The lawsuit, filed Monday in the U.S. District Court for the Eastern District of California, seeks both a preliminary and permanent injunction to stop the California Air Resources Board (CARB) from enforcing the rule.
CTA officials have hinted in recent months that such a suit may be coming.
The CTA argues that California exceeded its authority in creating the ACF. The rule mandates the phase-out of internal combustion engines (ICE) in trucks by 2040. However, under a more pressing timeline, no ICE-engined trucks could be added to the state’s drain registry after Jan. 1, 2024. It must are zero emission vehicles (ZEVs).
CTA’s arguments are:
- ACF is in violation of the Federal Aviation Administration Authorization Act (F4A), which happens to be a key argument used by the CTA in its lawsuit to block the state’s independent contractor law, AB5, from applying to its trucking sector California. F4A, a law dating back to the early 1990s, prevents a state from passing a regulation that affects a “price, route or service” offered by a trucking company.
The other claims in the lawsuit are generally related in one way or another to these two reviews and essentially argue that California far exceeded its authority in passing the ACF.
“Instead of providing assurance of clear and compliant regulations, the California Air Resources Board has issued the ACF regulations, which extend California’s regulatory authority far beyond its borders and establish such untenable mandates that CARB itself has already been forced to informally promise certain provisions. not to be enforced,” the CTA lawsuit states. CARB’s actions “represent a massive overreach that threatens the safety and predictability of the nation’s freight industry.”
The lawsuit notes that ACF may have had a path toward legal federal approval. But, as he notes, “EPA can, but has not, granted a waiver to CARB to adopt and enforce a regulation like the ACF. While CARB may assert otherwise, ACF cannot be enforced until such a waiver is granted.”
As for the CTA’s charge that the ACF violates F4A, the CTA says the ACF “creates exactly the type of disarray that F4A was designed to avoid, as car carriers must modify their services and routes to support ZEVs within and outside of California. The impact of ACF’s demands on the nation’s logistics industry would be nothing short of devastating.”
The CTA says in the lawsuit that a state can implement its own requirements for the sale of vehicles within its borders, “but only when those mandates strictly comply with federal requirements.” It mentions a provision of the Clean Air Act: the Clean Fuel Fleet Program (CFFP). But CTA says there are stricter guidelines under the CFFP about what a state can do than CARB has adopted in the ACF, in defiance of what it says was “Congress’ careful calibrated balance between federal and state authority regarding fleet vehicle emissions’.

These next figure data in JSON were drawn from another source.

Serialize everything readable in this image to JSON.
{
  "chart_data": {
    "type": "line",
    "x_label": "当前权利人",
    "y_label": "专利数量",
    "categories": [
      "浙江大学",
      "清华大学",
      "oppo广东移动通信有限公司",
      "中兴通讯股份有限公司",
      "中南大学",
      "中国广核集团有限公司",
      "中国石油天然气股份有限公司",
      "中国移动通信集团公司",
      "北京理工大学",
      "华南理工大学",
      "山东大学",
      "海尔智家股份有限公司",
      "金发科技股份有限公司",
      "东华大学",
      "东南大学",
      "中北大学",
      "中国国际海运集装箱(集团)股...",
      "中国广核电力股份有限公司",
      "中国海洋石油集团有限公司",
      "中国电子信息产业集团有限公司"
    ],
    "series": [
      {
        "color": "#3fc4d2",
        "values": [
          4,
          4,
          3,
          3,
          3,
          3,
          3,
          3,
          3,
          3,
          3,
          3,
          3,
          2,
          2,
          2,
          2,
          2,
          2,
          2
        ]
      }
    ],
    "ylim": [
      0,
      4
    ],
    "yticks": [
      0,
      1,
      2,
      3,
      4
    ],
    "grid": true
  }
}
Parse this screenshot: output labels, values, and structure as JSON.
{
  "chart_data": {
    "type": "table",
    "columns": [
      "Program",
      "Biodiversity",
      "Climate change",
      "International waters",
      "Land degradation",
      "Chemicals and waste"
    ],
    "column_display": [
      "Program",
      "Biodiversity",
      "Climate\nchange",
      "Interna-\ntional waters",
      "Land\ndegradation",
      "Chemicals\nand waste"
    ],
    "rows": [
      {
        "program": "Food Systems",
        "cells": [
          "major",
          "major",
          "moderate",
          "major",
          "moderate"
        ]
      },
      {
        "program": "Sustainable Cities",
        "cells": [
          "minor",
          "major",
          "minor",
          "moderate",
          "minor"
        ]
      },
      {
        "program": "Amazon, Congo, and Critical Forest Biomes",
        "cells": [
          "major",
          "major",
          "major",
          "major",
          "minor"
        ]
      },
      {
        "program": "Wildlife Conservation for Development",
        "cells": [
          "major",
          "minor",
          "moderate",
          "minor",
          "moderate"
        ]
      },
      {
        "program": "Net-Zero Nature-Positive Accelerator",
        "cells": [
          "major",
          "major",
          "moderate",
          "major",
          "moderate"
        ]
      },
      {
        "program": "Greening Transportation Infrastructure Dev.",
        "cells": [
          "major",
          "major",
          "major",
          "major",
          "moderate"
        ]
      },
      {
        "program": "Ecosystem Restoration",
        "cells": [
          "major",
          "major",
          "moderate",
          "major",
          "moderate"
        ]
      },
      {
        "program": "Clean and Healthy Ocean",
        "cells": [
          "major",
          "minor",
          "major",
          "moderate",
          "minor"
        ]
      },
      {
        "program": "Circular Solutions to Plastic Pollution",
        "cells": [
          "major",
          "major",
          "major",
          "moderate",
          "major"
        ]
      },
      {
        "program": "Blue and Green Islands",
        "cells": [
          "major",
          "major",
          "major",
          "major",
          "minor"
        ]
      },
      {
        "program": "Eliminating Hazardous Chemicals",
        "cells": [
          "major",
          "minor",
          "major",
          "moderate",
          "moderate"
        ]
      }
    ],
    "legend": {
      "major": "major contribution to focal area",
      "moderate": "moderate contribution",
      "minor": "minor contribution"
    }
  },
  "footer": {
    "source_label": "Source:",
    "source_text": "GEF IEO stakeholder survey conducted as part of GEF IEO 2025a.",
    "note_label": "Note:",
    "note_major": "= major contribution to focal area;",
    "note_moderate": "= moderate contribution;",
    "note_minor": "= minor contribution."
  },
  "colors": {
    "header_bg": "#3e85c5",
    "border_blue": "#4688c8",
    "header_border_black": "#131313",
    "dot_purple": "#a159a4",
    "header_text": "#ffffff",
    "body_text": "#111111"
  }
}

The CTA’s arguments regarding federal supremacy take several forms.
“At no time has the Legislature given CARB, or Congress to EPA, the authority to adopt a regulation with such sweeping effect on the California economy and because of the interstate nature of California’s trucking industry, the national economy,” argues the CTA. .
This passage is subject to a request for relief because of the CTA’s view that the Clean Air Act preempts the ACF rule. But the issue of federal supremacy looms large throughout the trial.
CTA rips CARB for confusion with its claim that ACF is violating due process. “ACF does not present a clear regulatory system that can be understood by regulated parties, not even by CARB itself,” the lawsuit states. “The voluminous ACF rulemaking record demonstrates the clear confusion that regulated parties have regarding their understanding of their obligations under the rule.”